Rumours about Kidd’s buried treasure continued into the nineteenth century when newspapers claimed that Kidd’s inventory lists had emerged, which contained gold dust, gold bars, gold and silver coins, and precious stones.[8] These rumours came to a head in 1849 when a set of maps, known as the Kidd-Palmer Charts, was “discovered”. These maps pinpointed the precise location of Kidd’s buried treasure in the China Seas compete with an X on the spot.[9] Despite the fact that Kidd had never sailed anywhere near the China Seas, people leapt at this information. Expeditions were funded in attempts to find this treasure as recently as 1951 until the British Museum proved these maps to be a hoax.[10]

img_2471

TNA MEPO 2/9166 (photo taken by the author)

These long-standing rumours were a direct inspiration for the writer Robert Louis Stevenson, who used historical accounts of pirates as direct inspirations for Treasure Island. It is likely that the rumours of Captain Kidd’s buried treasure directly influenced his novel and thus carried on our image of pirates’ gold and treasure maps where “x marked the spot.”

Neither Captain Kidd nor any other pirates ever buried a hoard of treasure and they were not even that interested in gold.
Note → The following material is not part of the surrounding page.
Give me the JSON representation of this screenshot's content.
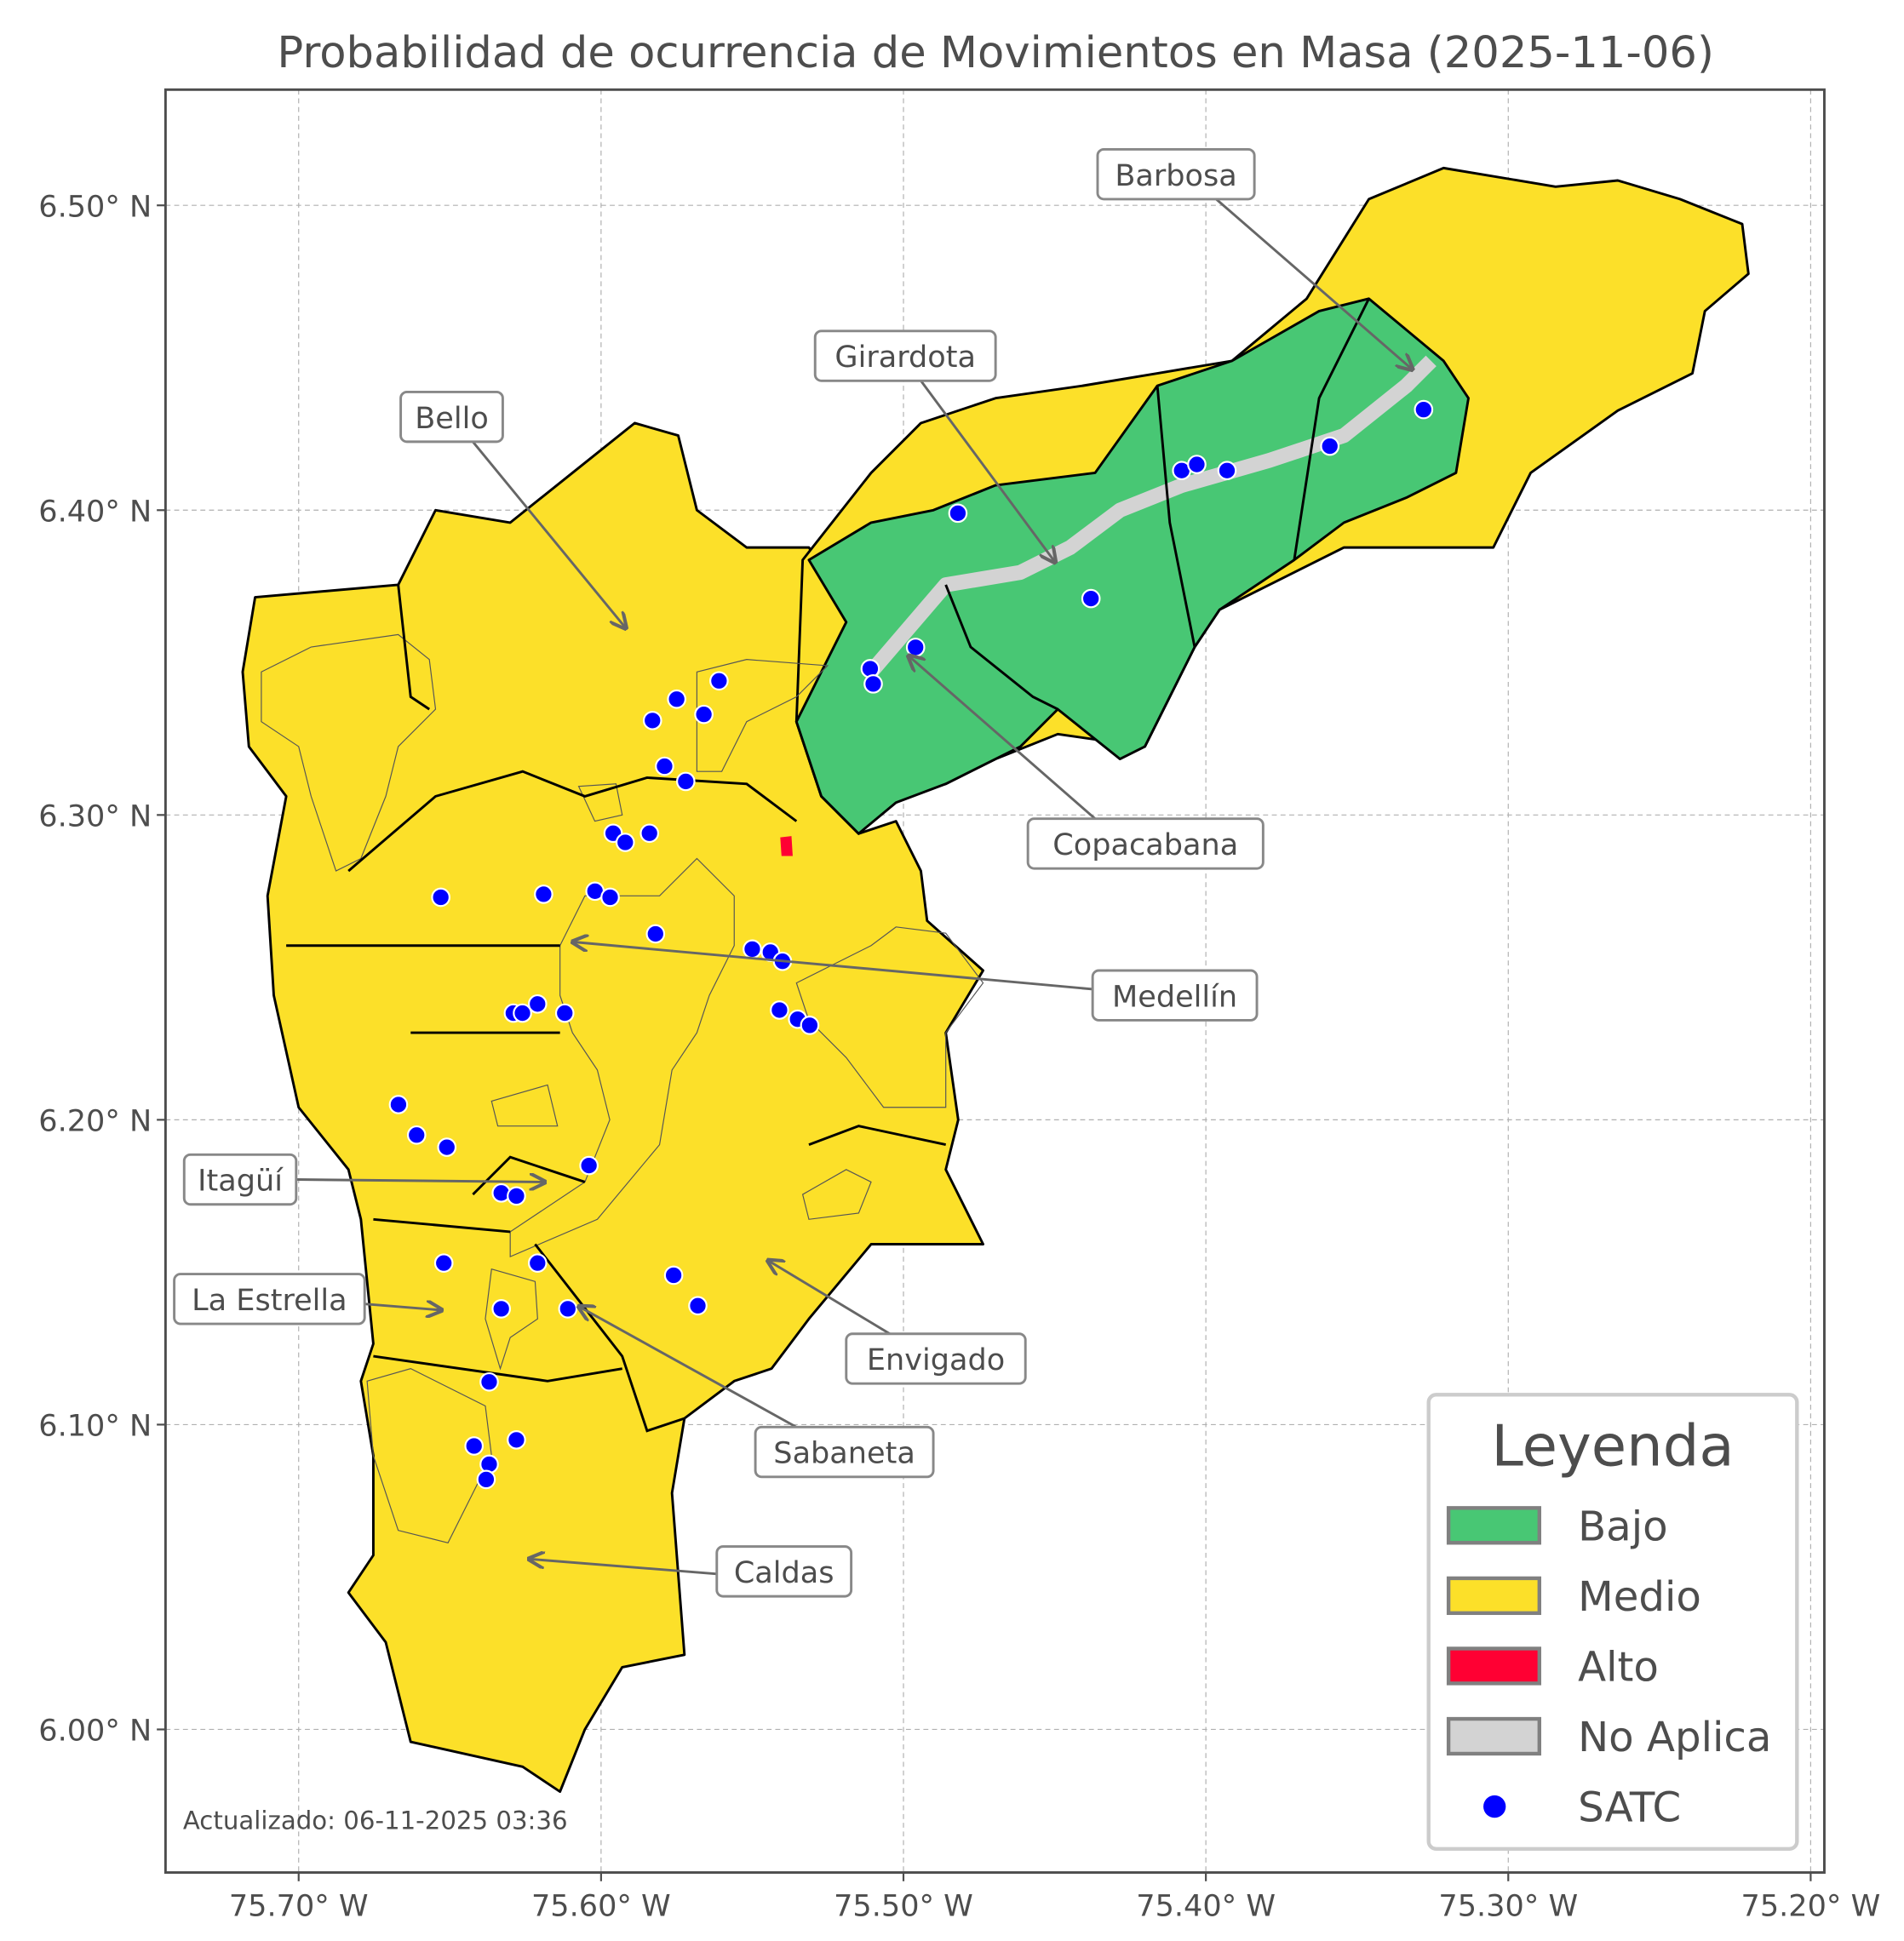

However, thanks to rumours about Kidd’s treasure dating back to the end of the 1600s and the popularity of Treasure Island, we now associate pirates with gold and jewels.

 

Further readings about Captain Kidd, buried treasure, and the influence of Treasure Island:

  • Graham Harris, Treasure and Intrigue: The Legacy of Captain Kidd (Toronto, 2002).
  • Neil Rennie, Treasure Neverland: Real and Imaginary Pirates (Oxford, 2013).
  • Robert C. Ritchie, Captain Kidd and the War Against the Pirates (Cambridge, 1986).

 

 

[1] Liz Covart, “Episode 099: Mark Hanna, Pirates & Pirate Nests in the British Atlantic World,” Ben Franklin’s World: A Podcast About Early American History. http://www.benfranklinsworld.com/episode-099-mark-hanna-pirates-pirate-nests-british-atlantic-world/

[2] For a full summary of Kidd’s life, see Daniel Defoe, A General History of the Pyrates, ed. Manuel Schonhorn (New York: 1999), 440 – 452.

[3] Robert C. Ritchie, Captain Kidd and the War Against the Pirates (Cambridge, 1986), 194.

[4] “Governor Lord Bellomont to the Council of Trade and Plantations,” Calendar of State Papers: Colonial Series 17:621 (July 8, 1699).

[5] “To Their Excellencies the Lords Justices of England The humble Petition of the Governour & Company of Merchants of London trading into the East Indies,” BL, IOR/H/36 (September 21, 1699).

[6] The Post Boy, September 7 – 9, 1699.

[7] “William Penn to Mr. Secretary Vernon,” Calendar of State Papers: Colonial Series 18:156 (February 27, 1700).

[8] “Captain Kidd, the Pirate,” The Charter, June 30, 1839.

[9] “From the Springfield Republican,” The Semi-Weekly Eagle, February 15, 1849.

[10] “Attempts to raise money to finance expeditions to search for Captain Kidd’s Treasure in the China Seas,” TNA, MEPO 2/9166.